“Hora’lar doğada düzeni simgeleyen üç tanrıçadır. Hora, Latince saat anlamına gelen <hora> bir tutulduğu için adları <Saatler> diye çevrilir. Bu çeviri hem doğru hem yanlıştır, çünkü bu tanrısal varlıklar bir ölçü, bir düzeni yansıtmakla zaman ölçülerini de içerirler ama etkileri bu insansal kavramları çok aşar. Homeros’un İlyada’sında Hora’ları Olympos’ta görürüz (İl. V, 749 vd.):
Gökyüzünün kapıları kendiliğinden
gıcırdadı.
Saatler gözetir o kapıları,
yaygın gökle Olympos emanettir onlara,
kapıları bir açarlar, koyu bulutlarla bir
kaparlar.
Tanrıçalar arabalarıyla dönünce (İl. VII, 432 vd.):
Saatler güzel yeleli atları çözdüler
koşumdan,
çektiler tanrısal ahırlara,
ışıldayan bir duvara dayadılar arabayı.
Ama Hora’ların teker teker adlarını ele alacak olursak, simgeledikleri varlıkları da daha iyi anlamış oluruz: Birincisi Eunomia düzen ve düzensizliği, iyi yasalarla kurulmuş bir toplum düzenini simgelerler. Dike, hak ve adalet anlamına gelir, Themis’in kızları arasında ister yazında, ister yaşamda adı en çok geçen tanrıça odur. Eirene ise insanlara bereket ve mutluluk sağlayan barıştır. Bu tanrıçalar doğal ve insansal toplulukların can damarı, denge ve sürekliliğin başlıca etkenleridir.
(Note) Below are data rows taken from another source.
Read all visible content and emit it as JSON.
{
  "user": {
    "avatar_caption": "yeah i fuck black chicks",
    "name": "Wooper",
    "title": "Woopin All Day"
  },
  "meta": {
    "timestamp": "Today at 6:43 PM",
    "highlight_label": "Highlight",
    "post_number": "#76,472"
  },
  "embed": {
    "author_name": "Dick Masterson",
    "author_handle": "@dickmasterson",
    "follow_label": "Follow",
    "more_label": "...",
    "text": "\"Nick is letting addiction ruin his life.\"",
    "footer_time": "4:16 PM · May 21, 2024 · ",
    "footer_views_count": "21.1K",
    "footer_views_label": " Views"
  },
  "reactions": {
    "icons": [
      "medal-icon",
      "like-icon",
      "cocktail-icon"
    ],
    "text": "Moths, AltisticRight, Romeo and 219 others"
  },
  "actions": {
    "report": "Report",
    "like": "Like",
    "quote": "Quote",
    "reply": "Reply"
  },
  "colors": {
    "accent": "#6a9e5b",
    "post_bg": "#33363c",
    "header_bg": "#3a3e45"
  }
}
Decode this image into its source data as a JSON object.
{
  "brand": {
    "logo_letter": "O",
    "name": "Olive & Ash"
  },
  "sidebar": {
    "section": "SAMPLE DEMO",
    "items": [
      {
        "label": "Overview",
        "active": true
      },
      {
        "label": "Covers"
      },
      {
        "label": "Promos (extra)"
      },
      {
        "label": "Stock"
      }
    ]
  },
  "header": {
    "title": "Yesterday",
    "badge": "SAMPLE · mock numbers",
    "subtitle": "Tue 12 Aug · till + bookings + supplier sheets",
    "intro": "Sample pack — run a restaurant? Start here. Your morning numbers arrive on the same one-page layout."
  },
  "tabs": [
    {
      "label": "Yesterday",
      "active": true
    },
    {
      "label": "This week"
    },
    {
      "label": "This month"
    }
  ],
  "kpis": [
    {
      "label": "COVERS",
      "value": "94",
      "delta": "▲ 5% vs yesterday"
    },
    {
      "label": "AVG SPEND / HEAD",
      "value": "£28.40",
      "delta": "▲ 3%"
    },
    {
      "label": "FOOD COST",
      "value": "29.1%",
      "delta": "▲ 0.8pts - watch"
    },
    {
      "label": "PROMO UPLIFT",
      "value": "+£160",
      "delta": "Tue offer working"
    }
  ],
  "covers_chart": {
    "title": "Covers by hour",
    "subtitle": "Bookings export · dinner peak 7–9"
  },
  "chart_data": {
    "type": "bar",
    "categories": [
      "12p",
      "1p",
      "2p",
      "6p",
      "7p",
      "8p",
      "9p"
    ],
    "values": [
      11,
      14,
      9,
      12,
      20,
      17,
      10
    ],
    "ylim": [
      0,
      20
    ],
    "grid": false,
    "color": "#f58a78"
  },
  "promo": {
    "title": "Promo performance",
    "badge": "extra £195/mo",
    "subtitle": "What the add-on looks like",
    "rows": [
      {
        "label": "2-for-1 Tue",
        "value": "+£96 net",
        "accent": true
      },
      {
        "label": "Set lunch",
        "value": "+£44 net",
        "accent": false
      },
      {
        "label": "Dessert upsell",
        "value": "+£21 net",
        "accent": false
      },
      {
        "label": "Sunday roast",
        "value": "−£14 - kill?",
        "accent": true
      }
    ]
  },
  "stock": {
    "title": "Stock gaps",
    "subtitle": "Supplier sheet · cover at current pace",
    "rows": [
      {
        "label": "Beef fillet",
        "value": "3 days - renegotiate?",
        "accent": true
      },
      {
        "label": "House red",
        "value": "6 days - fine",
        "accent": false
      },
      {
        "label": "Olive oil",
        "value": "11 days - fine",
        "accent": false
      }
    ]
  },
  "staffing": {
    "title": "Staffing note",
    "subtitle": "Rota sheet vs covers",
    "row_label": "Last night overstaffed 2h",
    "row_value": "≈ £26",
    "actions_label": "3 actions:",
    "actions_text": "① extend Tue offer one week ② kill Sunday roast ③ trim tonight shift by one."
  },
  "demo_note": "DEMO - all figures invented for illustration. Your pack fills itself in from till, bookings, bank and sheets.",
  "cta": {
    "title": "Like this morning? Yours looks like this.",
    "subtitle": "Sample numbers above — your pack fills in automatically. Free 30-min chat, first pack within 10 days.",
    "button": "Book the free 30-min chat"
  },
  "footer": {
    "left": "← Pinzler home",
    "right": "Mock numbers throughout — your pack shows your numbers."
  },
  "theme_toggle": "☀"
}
Hora’lar kimi zaman Aphrodite’nin alayında Kharit’lerle birlikte, kimi zaman da Dionysos alayında ya da Persephone’nin arkadaşları arasında görürüz.
Ellerinde birer çiçek ya da bir yemiş olarak canlandırılırlar ama çokluk soyut kavramlar olarak tasarlanır ve efsanelerde rol almazlar.” (s. 157-158)
Erhat, Azra (1978). Mitoloji Sözlüğü, Remzi Kitabevi, İstanbul.